In 2004, Merck & Co, Inc, one of the biggest pharmaceutical companies in the United States , had to recall its pain relief drug Vioxx after a study showed that it could cause a higher risk of heart attacks or strokes among its users. Pulling the drugs from the shelves sparked a worldwide flood of lawsuits against Merck. There were several differences in claims and accusations made against Merck, ranging from personal injury, to wrongful death and economic damage to securities claims. One of the outcomes of the widespread litigation was a multi-district litigation based in the US District Court for the Eastern District of Louisiana. With this paper, I will be analysing a number of aspects of the litigation, putting my main focus on the multi-district litigation in the United States.

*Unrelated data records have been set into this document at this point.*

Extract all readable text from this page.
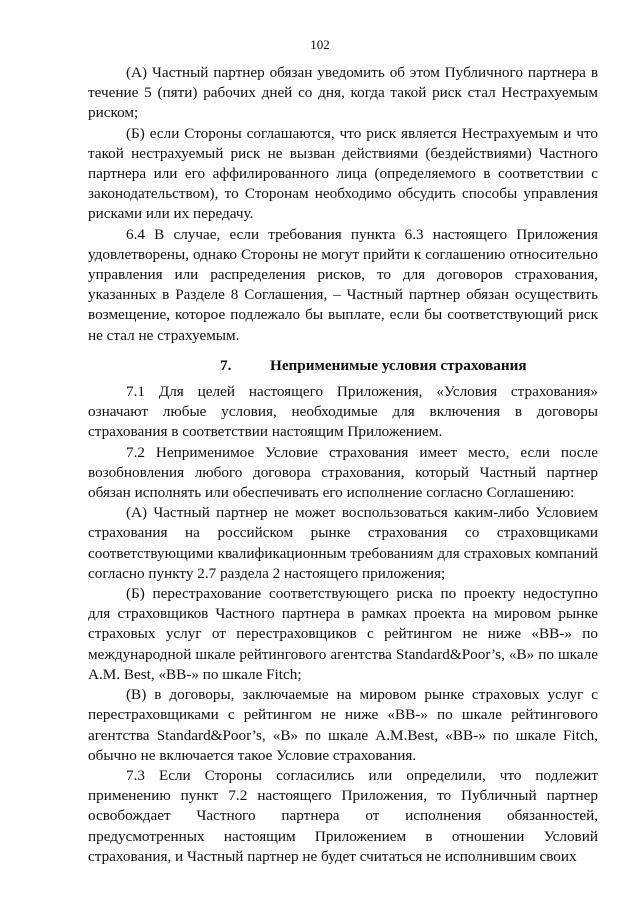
102

(А) Частный партнер обязан уведомить об этом Публичного партнера в течение 5 (пяти) рабочих дней со дня, когда такой риск стал Нестрахуемым риском;

(Б) если Стороны соглашаются, что риск является Нестрахуемым и что такой нестрахуемый риск не вызван действиями (бездействиями) Частного партнера или его аффилированного лица (определяемого в соответствии с законодательством), то Сторонам необходимо обсудить способы управления рисками или их передачу.

6.4 В случае, если требования пункта 6.3 настоящего Приложения удовлетворены, однако Стороны не могут прийти к соглашению относительно управления или распределения рисков, то для договоров страхования, указанных в Разделе 8 Соглашения, – Частный партнер обязан осуществить возмещение, которое подлежало бы выплате, если бы соответствующий риск не стал не страхуемым.

7.	Неприменимые условия страхования

7.1 Для целей настоящего Приложения, «Условия страхования» означают любые условия, необходимые для включения в договоры страхования в соответствии настоящим Приложением.

7.2 Неприменимое Условие страхования имеет место, если после возобновления любого договора страхования, который Частный партнер обязан исполнять или обеспечивать его исполнение согласно Соглашению:

(А) Частный партнер не может воспользоваться каким-либо Условием страхования на российском рынке страхования со страховщиками соответствующими квалификационным требованиям для страховых компаний согласно пункту 2.7 раздела 2 настоящего приложения;

(Б) перестрахование соответствующего риска по проекту недоступно для страховщиков Частного партнера в рамках проекта на мировом рынке страховых услуг от перестраховщиков с рейтингом не ниже «ВВ-» по международной шкале рейтингового агентства Standard&Poor’s, «В» по шкале A.M. Best, «ВВ-» по шкале Fitch;

(В) в договоры, заключаемые на мировом рынке страховых услуг с перестраховщиками с рейтингом не ниже «ВВ-» по шкале рейтингового агентства Standard&Poor’s, «В» по шкале A.M.Best, «ВВ-» по шкале Fitch, обычно не включается такое Условие страхования.

7.3 Если Стороны согласились или определили, что подлежит применению пункт 7.2 настоящего Приложения, то Публичный партнер освобождает Частного партнера от исполнения обязанностей, предусмотренных настоящим Приложением в отношении Условий страхования, и Частный партнер не будет считаться не исполнившим своих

2. The Vioxx Product Liability Litigation

2.1 Background

In 1999, a prescription drug was put on the market by Merck & Co, Inc, that promised to relieve pain and inflammation in the cases of rheumatoid arthritis, osteoarthritis, migraine and menstrual pain.  This was a non-steroidal, anti-inflammatory drug (NSAID) that was dubbed Vioxx. What made this drug different from other NSAIDs, was that it had a lower level of complications regarding gastrointestinal toxicity.  This was shown in a study initiated by Merck in 1999 and published in 2000 named the Vioxx Gastrointestinal Outcomes Research (VIGOR). It was designed to determine the difference between Vioxx and Naproxen, another NSAID. Besides showing a lower risk of the gastrointestinal issues, it also showed that users of Vioxx had an increased risk of cardiovascular events, such as heart attack or stroke. This was then said to be caused by the cardioprotective character of Naproxen, rather than the possibility that Vioxx might be cardiotoxic.  This outcome gave rise to concern at the Food and Drug Administration (FDA), which had approved the drug in 1999.  The FDA then requested Merck to change the labels for Vioxx to state the increased risk of heart attacks and other cardiovascular risks, which the company complied to 3 years later, in 2002.  The drug was eventually pulled from all shelves worldwide following a new study , named the Adenomatous Polyp Prevention on Vioxx (APPROVe), that revealed once more that the NSAID showed an increased risk of cardiovascular events.  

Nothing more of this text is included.